Together, don't these mean that the universe, at some time in the past or present, was expanding at a rate of faster than 1 ly/y in every direction? Why is that possible?
Alright, here's the skinny. The universe is much much larger than 92 billion light years. But the region we can see is around that number. Also, you have it all wrong for the expansion rate of the universe. The expansion is more like stretching. No matter where you are (that's an approximation), you would see a length x expand by the same amount after a time t. You seem to be thinking of it like there's some border expanding away from us, when really it's the space everywhere that's just getting larger. This is a cumulative effect; the farther away things are, the faster they seem to expand away from us because there is more space in between to be stretched.
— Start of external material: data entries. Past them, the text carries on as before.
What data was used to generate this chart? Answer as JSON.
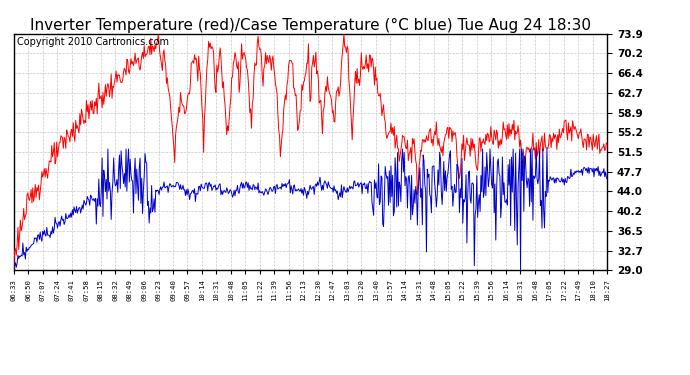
{
  "title": "Inverter Temperature (red)/Case Temperature (°C blue) Tue Aug 24 18:30",
  "copyright": "Copyright 2010 Cartronics.com",
  "yticks": [
    29.0,
    32.7,
    36.5,
    40.2,
    44.0,
    47.7,
    51.5,
    55.2,
    58.9,
    62.7,
    66.4,
    70.2,
    73.9
  ],
  "ymin": 29.0,
  "ymax": 73.9,
  "x_labels": [
    "06:33",
    "06:50",
    "07:07",
    "07:24",
    "07:41",
    "07:58",
    "08:15",
    "08:32",
    "08:49",
    "09:06",
    "09:23",
    "09:40",
    "09:57",
    "10:14",
    "10:31",
    "10:48",
    "11:05",
    "11:22",
    "11:39",
    "11:56",
    "12:13",
    "12:30",
    "12:47",
    "13:03",
    "13:20",
    "13:40",
    "13:57",
    "14:14",
    "14:31",
    "14:48",
    "15:05",
    "15:22",
    "15:39",
    "15:56",
    "16:14",
    "16:31",
    "16:48",
    "17:05",
    "17:22",
    "17:49",
    "18:10",
    "18:27"
  ],
  "red_color": "#ff0000",
  "blue_color": "#0000cc",
  "bg_color": "#ffffff",
  "grid_color": "#c8c8c8",
  "title_fontsize": 11,
  "copyright_fontsize": 7
}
The current rate of expansion is called the Hubble Rate. It is estimated at around 500 km/s/Mpc (Mpc is megaparsec). Or, alternatively, 160km/s per million light years. That means that every second a distance that was $1000000ly$ becomes a distance of $(1000000+1.691\times10^{-11})ly$. Now, you say the observable universe is 92 billion light years across. Then the farthest reaches are 46 billion light years away. This means that every second, somewhere around 7.4 million kilometers are added to that space. Technically, that means that objects at the edge of the visible universe are receding faster than the speed of light, but they are not moving faster than light.
If I were moving faster than light, you could stand next to me as I pass and it would look like I'm going faster than light. However, these objects at the edge of the observable universe are not moving faster than light. If I positioned myself next to them, they would not be moving at all. Their motion with respect to space, to me, to anything near them is not above the speed of light, it is simply that more distance is added between them and us each second than light could traverse.
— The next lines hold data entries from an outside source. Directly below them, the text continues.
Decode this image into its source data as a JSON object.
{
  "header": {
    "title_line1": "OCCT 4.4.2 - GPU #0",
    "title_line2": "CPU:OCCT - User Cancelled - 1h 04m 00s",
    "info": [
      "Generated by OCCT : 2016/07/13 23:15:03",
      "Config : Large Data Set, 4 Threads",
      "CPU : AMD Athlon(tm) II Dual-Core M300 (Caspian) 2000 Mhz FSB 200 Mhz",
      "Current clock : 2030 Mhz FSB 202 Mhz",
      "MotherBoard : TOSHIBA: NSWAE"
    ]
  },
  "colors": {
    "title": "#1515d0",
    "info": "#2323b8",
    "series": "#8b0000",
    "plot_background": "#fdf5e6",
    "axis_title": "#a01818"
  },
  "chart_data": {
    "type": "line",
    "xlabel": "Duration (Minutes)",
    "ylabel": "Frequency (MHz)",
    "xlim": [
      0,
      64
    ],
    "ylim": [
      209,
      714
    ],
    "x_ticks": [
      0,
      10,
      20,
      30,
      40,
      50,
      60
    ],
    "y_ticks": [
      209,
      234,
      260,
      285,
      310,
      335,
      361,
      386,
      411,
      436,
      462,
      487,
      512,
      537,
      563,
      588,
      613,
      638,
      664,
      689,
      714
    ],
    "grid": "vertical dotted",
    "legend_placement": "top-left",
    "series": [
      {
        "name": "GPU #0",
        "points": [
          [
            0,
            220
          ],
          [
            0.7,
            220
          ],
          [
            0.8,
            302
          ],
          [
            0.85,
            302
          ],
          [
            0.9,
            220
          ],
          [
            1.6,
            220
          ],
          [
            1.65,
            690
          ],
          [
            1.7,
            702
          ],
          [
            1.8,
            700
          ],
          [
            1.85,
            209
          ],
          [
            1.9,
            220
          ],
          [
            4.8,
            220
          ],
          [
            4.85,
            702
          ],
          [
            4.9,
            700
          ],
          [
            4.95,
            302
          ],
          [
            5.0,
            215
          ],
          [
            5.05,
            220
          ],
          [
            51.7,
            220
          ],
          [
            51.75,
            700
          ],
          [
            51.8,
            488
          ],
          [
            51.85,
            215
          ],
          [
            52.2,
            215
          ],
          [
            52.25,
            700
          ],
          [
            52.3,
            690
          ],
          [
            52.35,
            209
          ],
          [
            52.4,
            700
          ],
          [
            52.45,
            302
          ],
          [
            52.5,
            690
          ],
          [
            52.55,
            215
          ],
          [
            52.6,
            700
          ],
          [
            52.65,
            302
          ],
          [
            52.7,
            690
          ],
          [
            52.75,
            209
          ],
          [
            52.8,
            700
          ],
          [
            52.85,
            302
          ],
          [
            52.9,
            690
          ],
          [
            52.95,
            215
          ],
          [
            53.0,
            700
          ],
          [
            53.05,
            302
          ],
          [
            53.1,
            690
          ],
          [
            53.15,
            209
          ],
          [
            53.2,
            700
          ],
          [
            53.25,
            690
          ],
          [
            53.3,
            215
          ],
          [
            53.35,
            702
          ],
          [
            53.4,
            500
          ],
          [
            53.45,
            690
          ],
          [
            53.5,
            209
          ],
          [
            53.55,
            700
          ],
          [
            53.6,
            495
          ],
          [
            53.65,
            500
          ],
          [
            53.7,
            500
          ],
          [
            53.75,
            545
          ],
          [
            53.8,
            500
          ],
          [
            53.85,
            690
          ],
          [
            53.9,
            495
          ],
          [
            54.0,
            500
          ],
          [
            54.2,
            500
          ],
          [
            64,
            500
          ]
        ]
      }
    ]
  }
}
Place a beam of light at that distance travelling away from us. To us, the beam of light would be travelling at $c$ plus the speed due to expansion. So no matter what, the objects out that far are not moving faster than light.
The point here is twofold. First, the expansion rate is not a definite speed; it is a speed per set distance length. And second, nothing is actually moving faster than light ever; space makes things recede faster than light, but space isn't really moving either.